Information Security Specialist

About The Position

Requirements

• Bachelor’s degree in Cybersecurity, Information Security, Communications, Business, or a related field (or equivalent experience).
• 3+ years of experience in a cybersecurity, risk, compliance, or program support role.
• Foundational understanding of cybersecurity principles, frameworks, and regulatory requirements (e.g., NIST, ISO, GLBA, FFIEC).
• Excellent writing, editing, and communication skills.
• Strong interpersonal and collaboration skills; able to work effectively with diverse teams and stakeholders.
• Critical thinking, attention to detail, and strong organizational skills.

Nice To Haves

• Experience supporting awareness or training programs is a plus.
• Familiarity with GRC tools or security documentation platforms is a plus.

Responsibilities

• Policy & Program Support: Assist in drafting, editing, and maintaining cybersecurity policies, standards, and procedures. Help ensure documentation is clear, consistent, and aligned with regulatory and organizational requirements.
• Inherent Risk Assessment Coordination: Support the facilitation and documentation of Information Security Business Impact Assessments by working with business units to gather and organize input.
• Client & Third-Party Requests: Help prepare responses to client security questionnaires and due diligence requests, ensuring timely and accurate information delivery.
• Cybersecurity Awareness: Contribute to the planning and execution of awareness campaigns, including drafting communications, coordinating logistics, and tracking engagement. This may include engaging with colleagues, facilitating sessions, and representing the security team in a visible, interactive role.
• Regulatory & Audit Support: Organize and maintain documentation to support audits, assessments, and regulatory reviews.
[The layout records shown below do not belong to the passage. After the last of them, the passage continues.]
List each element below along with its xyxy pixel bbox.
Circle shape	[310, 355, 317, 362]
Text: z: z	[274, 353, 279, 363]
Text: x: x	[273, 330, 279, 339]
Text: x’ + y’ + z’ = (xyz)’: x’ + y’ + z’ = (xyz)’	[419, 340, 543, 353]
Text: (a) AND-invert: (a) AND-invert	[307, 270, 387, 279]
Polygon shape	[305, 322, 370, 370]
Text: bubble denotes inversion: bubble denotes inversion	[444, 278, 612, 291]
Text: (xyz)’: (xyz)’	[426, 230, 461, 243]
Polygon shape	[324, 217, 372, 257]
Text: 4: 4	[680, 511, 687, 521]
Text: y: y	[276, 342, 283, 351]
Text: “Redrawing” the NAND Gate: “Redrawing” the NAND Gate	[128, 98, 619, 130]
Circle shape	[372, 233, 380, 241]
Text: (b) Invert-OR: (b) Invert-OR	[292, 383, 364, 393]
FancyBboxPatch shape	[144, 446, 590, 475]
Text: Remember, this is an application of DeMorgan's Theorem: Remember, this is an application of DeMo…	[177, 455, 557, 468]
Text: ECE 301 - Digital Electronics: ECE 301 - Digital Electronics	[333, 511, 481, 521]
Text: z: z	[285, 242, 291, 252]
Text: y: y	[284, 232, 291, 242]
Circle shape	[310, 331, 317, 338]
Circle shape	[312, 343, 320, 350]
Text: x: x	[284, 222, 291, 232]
Track deliverables and follow up with stakeholders as needed.
• Cyber Maturity Tracking: Assist in collecting and organizing data for cyber maturity assessments, helping to identify trends and support reporting.
• Collaboration & Communication: Work closely with internal teams including Privacy, Legal, Compliance, Third Party and Risk to ensure alignment and smooth execution of the Policy and Program teams initiatives.
• Documentation: Create clear, professional documentation to support transparency, accountability, and informed decision-making.